Paul and John started making music together when they were teenagers. Every songwriting session bore fruit. Although there was one session that almost didn’t.

Paul wrote, “The nearest John and I ever got to a dry session was with a song called ‘Golden Rings.’ I’d brought a version of it out to John’s house in Weybridge, and we stalled when we got to the lines ‘You can buy me golden rings / Get me all that kind of thing.’ We kept singing that over and over and couldn’t get beyond it because it was so shockingly bad.

“Part of the problem was that we’d already had ‘a diamond ring in ‘Can’t Buy Me Love.’ ‘Golden Rings’ was unoriginal and uninspiring. We couldn’t get past it. So we left it, went and had a cup of tea.”

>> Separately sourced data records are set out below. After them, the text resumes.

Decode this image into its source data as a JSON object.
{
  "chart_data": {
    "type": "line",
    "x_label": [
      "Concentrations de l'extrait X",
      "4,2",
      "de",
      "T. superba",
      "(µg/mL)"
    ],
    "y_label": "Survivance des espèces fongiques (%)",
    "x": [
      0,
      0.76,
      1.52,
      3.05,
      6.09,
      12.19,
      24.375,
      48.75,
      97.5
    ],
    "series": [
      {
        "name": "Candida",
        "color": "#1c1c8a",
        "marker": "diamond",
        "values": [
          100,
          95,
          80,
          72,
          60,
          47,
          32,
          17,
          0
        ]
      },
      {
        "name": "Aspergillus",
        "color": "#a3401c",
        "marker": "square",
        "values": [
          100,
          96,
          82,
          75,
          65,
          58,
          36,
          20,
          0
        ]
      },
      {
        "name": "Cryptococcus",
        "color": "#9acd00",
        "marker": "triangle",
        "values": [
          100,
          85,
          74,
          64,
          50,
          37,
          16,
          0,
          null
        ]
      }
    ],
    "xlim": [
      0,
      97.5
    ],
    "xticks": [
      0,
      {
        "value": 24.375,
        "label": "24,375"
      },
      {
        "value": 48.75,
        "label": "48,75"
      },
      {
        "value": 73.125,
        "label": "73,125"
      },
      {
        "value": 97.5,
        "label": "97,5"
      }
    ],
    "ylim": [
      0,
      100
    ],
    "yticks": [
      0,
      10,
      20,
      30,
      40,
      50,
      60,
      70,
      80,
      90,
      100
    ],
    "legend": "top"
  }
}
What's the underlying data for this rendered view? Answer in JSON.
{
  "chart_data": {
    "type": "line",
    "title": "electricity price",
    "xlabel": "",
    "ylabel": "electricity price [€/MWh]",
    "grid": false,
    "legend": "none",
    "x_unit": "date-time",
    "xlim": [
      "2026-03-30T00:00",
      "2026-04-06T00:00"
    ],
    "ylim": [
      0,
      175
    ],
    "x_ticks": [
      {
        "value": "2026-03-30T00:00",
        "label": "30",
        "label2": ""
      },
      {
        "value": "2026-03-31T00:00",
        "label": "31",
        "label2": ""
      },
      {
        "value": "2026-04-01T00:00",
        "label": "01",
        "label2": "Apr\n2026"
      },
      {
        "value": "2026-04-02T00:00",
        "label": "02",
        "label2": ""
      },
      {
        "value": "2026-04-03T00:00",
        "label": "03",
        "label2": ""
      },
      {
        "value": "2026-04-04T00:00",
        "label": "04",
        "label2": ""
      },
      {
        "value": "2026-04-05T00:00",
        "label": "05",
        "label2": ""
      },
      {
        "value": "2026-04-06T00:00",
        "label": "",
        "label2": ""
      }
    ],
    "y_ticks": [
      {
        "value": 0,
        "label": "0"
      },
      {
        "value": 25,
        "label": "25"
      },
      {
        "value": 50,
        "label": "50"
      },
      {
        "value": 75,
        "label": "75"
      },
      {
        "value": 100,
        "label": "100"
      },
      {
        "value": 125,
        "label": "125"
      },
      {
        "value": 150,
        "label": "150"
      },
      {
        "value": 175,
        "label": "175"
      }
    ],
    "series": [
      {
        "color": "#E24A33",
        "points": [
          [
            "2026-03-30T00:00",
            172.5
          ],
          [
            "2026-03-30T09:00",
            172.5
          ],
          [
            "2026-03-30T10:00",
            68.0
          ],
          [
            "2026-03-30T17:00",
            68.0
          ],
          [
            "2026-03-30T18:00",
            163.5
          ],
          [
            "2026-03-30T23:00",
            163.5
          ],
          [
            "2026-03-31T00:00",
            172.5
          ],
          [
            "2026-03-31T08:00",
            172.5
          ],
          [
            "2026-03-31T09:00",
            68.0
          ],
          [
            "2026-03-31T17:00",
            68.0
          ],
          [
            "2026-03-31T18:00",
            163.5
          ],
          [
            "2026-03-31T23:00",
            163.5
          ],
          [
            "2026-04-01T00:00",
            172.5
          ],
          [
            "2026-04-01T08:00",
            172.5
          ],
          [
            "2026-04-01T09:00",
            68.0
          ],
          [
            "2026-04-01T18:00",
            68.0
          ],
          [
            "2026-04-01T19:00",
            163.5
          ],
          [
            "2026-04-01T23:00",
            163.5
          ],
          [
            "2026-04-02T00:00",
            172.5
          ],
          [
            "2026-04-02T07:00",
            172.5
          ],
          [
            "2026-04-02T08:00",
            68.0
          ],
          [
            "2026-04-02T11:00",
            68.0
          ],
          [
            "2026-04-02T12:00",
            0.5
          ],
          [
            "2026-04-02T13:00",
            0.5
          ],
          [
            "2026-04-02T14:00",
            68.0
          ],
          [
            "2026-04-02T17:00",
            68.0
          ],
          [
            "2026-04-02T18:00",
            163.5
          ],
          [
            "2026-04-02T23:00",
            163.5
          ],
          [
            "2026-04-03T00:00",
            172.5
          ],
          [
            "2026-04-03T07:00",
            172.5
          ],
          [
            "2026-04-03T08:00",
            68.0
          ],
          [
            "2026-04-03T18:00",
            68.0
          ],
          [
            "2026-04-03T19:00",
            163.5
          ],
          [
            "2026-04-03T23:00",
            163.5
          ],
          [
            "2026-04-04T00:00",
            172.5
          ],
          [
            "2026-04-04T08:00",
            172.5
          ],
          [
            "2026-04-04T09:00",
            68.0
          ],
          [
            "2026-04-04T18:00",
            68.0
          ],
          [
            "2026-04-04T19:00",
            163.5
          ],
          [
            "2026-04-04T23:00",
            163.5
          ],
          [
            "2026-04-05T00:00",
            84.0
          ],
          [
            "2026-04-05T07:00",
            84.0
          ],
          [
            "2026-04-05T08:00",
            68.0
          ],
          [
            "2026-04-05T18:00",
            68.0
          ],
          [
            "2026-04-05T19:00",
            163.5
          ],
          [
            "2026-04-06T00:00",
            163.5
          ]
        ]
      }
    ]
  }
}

Then, when the pair returned to the song, they added a new character and story. The result was “Drive My Car.”

“When we came back, we started thinking of the woman as an LA girl,” Paul said. “That improved things a bit. Then she wanted a chauffeur. This is a little like the song ‘Norwegian Wood’ in the sense that you’ve got a cast of characters and then, before you know it, you’ve got a story. You’re going to burn someone’s house down because she’s got a lot of Norwegian wood.

“So let’s burn it and, meanwhile, let’s sleep in the bath. Once you get into creating a narrative and storytelling, it’s so much more entertaining. It draws you forward so much more easily. Now we were dramatising the interviewing of a chauffeur; we got over that dry moment and finished the song.

“It became one that didn’t get away. And its success had to do with getting rid of ‘golden rings’ and heading to ‘Baby, you can drive my car.'”

Fortunately, that was the closest Paul and John got to a dry songwriting session. Could you imagine if they’d left “Golden Rings”? They might not have written “Drive My Car.”